Stay-at-home orders are a more extreme response to prevent a surge of infections that would overwhelm our hospitals as has been seen in Italy and New York City. Without a doubt, these measures are extremely costly both in economic and human terms, and these costs must be weighed heavily.  Many epidemiologists suggest that a cautious reopening of society may occur safely two weeks after the initial surge has been controlled (i.e. zero new cases per day). Currently many states are considering or proceeding with reopening two weeks after the peak of cases, or even before a peak of cases has occurred. Such premature reopening is likely to create the conditions for repeated waves of infection. Ultimately, the success of relaxation of stay-at-home orders will depend on the efficiency with which counties, cities, and communities can identify and isolate new cases, trace and quarantine contacts, and maintain good social distancing, masking, and hand hygiene practices.
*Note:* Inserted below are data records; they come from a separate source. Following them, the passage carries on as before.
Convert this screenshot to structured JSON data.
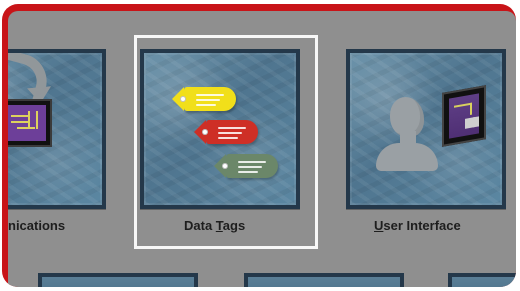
{
  "items": [
    {
      "label": "nications"
    },
    {
      "label_prefix": "Data ",
      "label_mnemonic": "T",
      "label_suffix": "ags"
    },
    {
      "label_mnemonic": "U",
      "label_suffix": "ser Interface"
    }
  ],
  "colors": {
    "frame": "#c81418",
    "background": "#8f8f8f",
    "tile_border": "#24384a",
    "selection_border": "#f7f7f7",
    "tag_yellow": "#f1df1a",
    "tag_red": "#ce2f26",
    "tag_green": "#6b8769"
  },
  "icons": {
    "communications": "communications-icon",
    "data_tags": "data-tags-icon",
    "user_interface": "user-interface-icon"
  }
}
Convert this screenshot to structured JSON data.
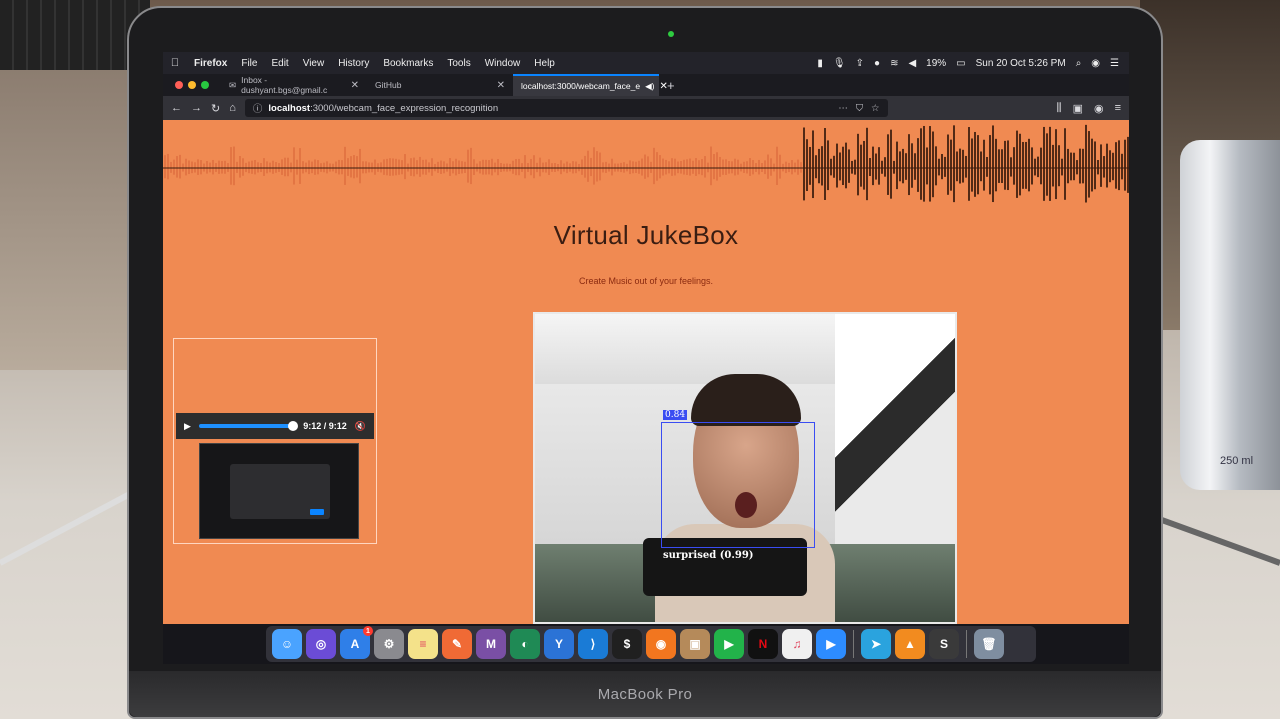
{
  "menubar": {
    "items": [
      "Firefox",
      "File",
      "Edit",
      "View",
      "History",
      "Bookmarks",
      "Tools",
      "Window",
      "Help"
    ],
    "battery": "19%",
    "datetime": "Sun 20 Oct  5:26 PM"
  },
  "browser": {
    "tabs": [
      {
        "label": "Inbox - dushyant.bgs@gmail.c",
        "active": false
      },
      {
        "label": "GitHub",
        "active": false
      },
      {
        "label": "localhost:3000/webcam_face_e",
        "active": true
      }
    ],
    "url_host": "localhost",
    "url_path": ":3000/webcam_face_expression_recognition"
  },
  "page": {
    "title": "Virtual JukeBox",
    "subtitle": "Create Music out of your feelings."
  },
  "webcam": {
    "detection_score": "0.84",
    "expression_label": "surprised (0.99)"
  },
  "video_player": {
    "time": "9:12",
    "duration": "/ 9:12",
    "progress": 1.0
  },
  "dock": {
    "icons": [
      "finder-icon",
      "siri-icon",
      "app-store-icon",
      "system-preferences-icon",
      "notes-icon",
      "postman-icon",
      "mqtt-icon",
      "mongodb-compass-icon",
      "sourcetree-icon",
      "vscode-icon",
      "terminal-icon",
      "firefox-icon",
      "contacts-icon",
      "play-icon",
      "netflix-icon",
      "itunes-icon",
      "zoom-icon",
      "telegram-icon",
      "vlc-icon",
      "sublime-icon",
      "trash-icon"
    ],
    "app_store_badge": "1"
  },
  "device": {
    "model": "MacBook Pro",
    "can_volume": "250 ml"
  }
}
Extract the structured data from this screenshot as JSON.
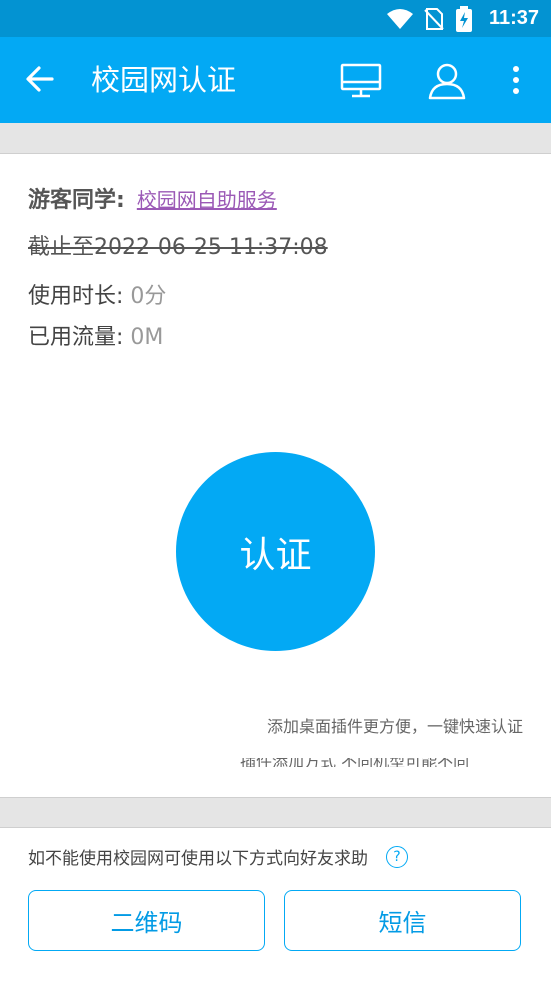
{
  "status_bar": {
    "time": "11:37"
  },
  "app_bar": {
    "title": "校园网认证",
    "back_icon": "arrow-back-icon",
    "actions": [
      "monitor-icon",
      "person-icon",
      "more-vert-icon"
    ]
  },
  "info": {
    "guest_label": "游客同学:",
    "self_service_link": "校园网自助服务",
    "deadline": "截止至2022-06-25 11:37:08",
    "usage_time_label": "使用时长:",
    "usage_time_value": "0分",
    "traffic_label": "已用流量:",
    "traffic_value": "0M"
  },
  "auth_button": {
    "label": "认证"
  },
  "tips": {
    "widget_tip": "添加桌面插件更方便，一键快速认证",
    "widget_tip2": "插件添加方式 不同机型可能不同"
  },
  "help": {
    "text": "如不能使用校园网可使用以下方式向好友求助",
    "icon": "help-circle-icon",
    "help_glyph": "?",
    "qr_button": "二维码",
    "sms_button": "短信"
  },
  "colors": {
    "primary": "#03a9f4",
    "status_bar": "#0393d2",
    "link": "#9b59b6"
  }
}
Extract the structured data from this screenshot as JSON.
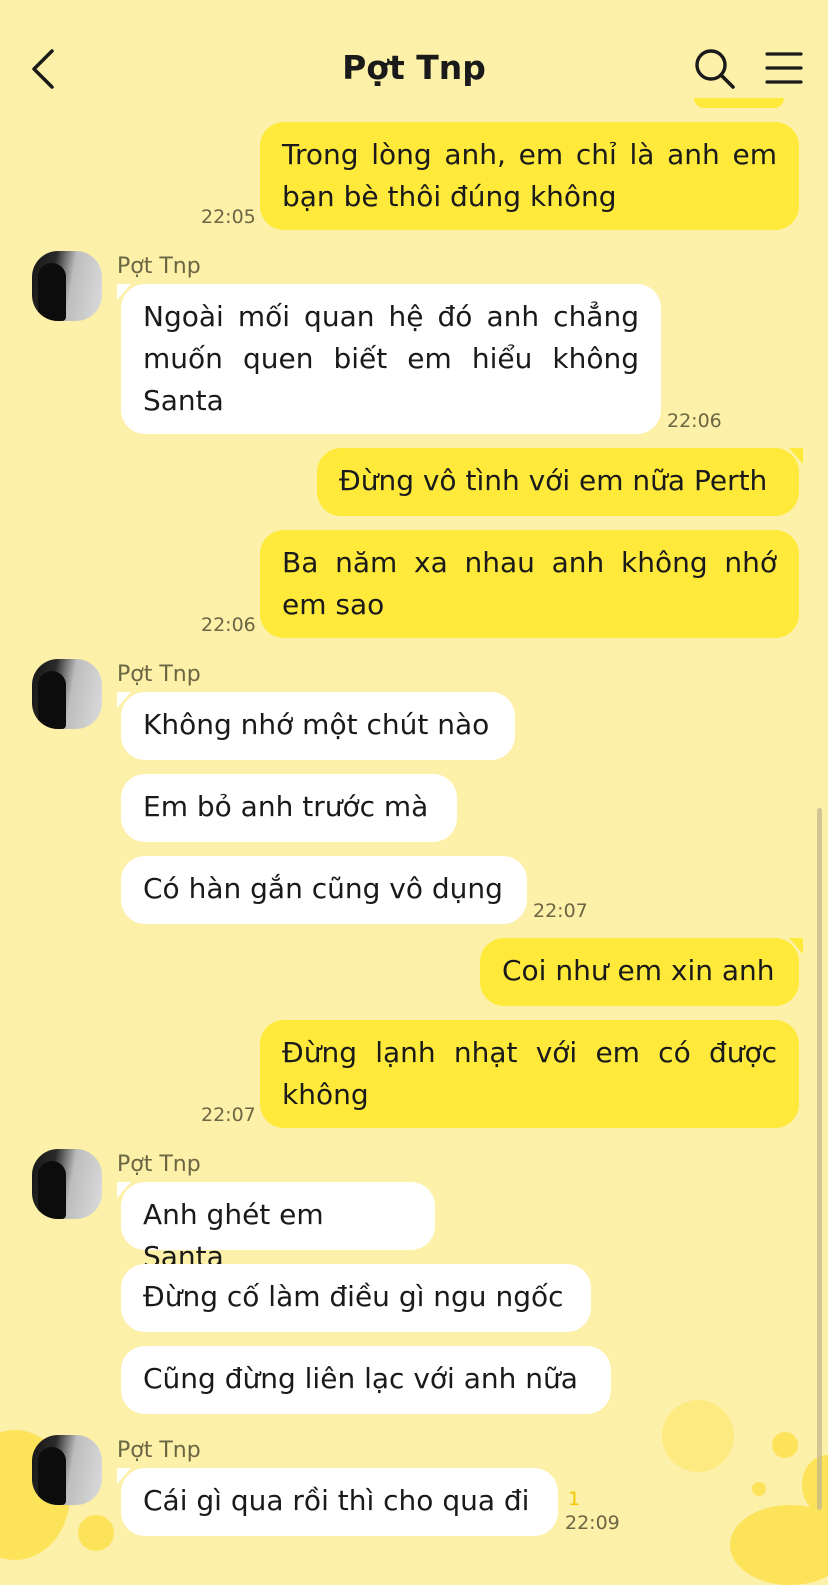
{
  "header": {
    "title": "Pợt Tnp",
    "icons": [
      "chevron-left-icon",
      "search-icon",
      "menu-icon"
    ]
  },
  "colors": {
    "background": "#fdf0a8",
    "own_bubble": "#ffe93b",
    "other_bubble": "#ffffff",
    "unread_count": "#f3c600"
  },
  "messages": [
    {
      "from": "me",
      "text": "Trong lòng anh, em chỉ là anh em bạn bè thôi đúng không",
      "time": "22:05"
    },
    {
      "from": "Pợt Tnp",
      "sender_label": "Pợt Tnp",
      "text": "Ngoài mối quan hệ đó anh chẳng muốn quen biết em hiểu không Santa",
      "time": "22:06"
    },
    {
      "from": "me",
      "text": "Đừng vô tình với em nữa Perth"
    },
    {
      "from": "me",
      "text": "Ba năm xa nhau anh không nhớ em sao",
      "time": "22:06"
    },
    {
      "from": "Pợt Tnp",
      "sender_label": "Pợt Tnp",
      "text": "Không nhớ một chút nào"
    },
    {
      "from": "Pợt Tnp",
      "text": "Em bỏ anh trước mà"
    },
    {
      "from": "Pợt Tnp",
      "text": "Có hàn gắn cũng vô dụng",
      "time": "22:07"
    },
    {
      "from": "me",
      "text": "Coi như em xin anh"
    },
    {
      "from": "me",
      "text": "Đừng lạnh nhạt với em có được không",
      "time": "22:07"
    },
    {
      "from": "Pợt Tnp",
      "sender_label": "Pợt Tnp",
      "text": "Anh ghét em Santa"
    },
    {
      "from": "Pợt Tnp",
      "text": "Đừng cố làm điều gì ngu ngốc"
    },
    {
      "from": "Pợt Tnp",
      "text": "Cũng đừng liên lạc với anh nữa"
    },
    {
      "from": "Pợt Tnp",
      "sender_label": "Pợt Tnp",
      "text": "Cái gì qua rồi thì cho qua đi",
      "time": "22:09",
      "unread": "1"
    }
  ]
}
  8. With regard to those who have had COVID or have evidence of a past infection, what are the thoughts about degree/length of protection?  Do we have any data or can we extrapolate from other coronaviruses? South Korea has some reports of COVID positive patients testing positive, then negative, then positive again. Does this just represent dead virus being detected or is there other evidence that reinfection is possible for immune competent individuals?
Katherine King MD PhD: The degree of protection conferred by prior COVID-19 infection is currently not known. It is unknown whether individuals with asymptomatic or mild cases develop a protective antibody response, and it is unknown what degree of a neutralizing antibody response is sufficient to confer protection against future infection. Currently available serologic tests do not distinguish between total antibody and neutralizing antibody and therefore cannot be taken as an indication of immunity. It remains unknown if short term reinfection is possible.
Based on prior vaccine and immunologic studies of other coronaviruses that cause the common cold (HKU1, NL63, OC43, 229E) and on SARS-CoV and MERS, immunity to these viruses after infection or vaccination tends to last 1-2 years. 

  9. What is a realistic timeline for a vaccine?
Jill Weatherhead MD MSc: Vaccines typically take years to develop, up to 10-15 years in some cases. Vaccine development requires several stages including pre-clinical animal models, three stages of vaccine clinical trials followed by approval, licensure, scaling up production and monitoring. The quickest development of a vaccine to date was the Mumps vaccine in which the viral strain was isolated in 1963 and a vaccine was introduced to the market by Merck in 1967. More recently an Ebola vaccine was developed in 5 years. However, never in history has there been so much time and capital placed into vaccine development of a single pathogen. There are currently over 90 SARS-CoV-2 vaccines being developed globally by academic institutions, drug companies and technology corporations. Given the amount of new technology, significant funding, past experience with other coronavirus vaccines (SARS-1 and MERS), and processes that allow overlapping of steps in the vaccine development process, the NIH estimates of an 18 month timeline to develop a SARS-CoV-2 vaccine is unprecedented but may be possible.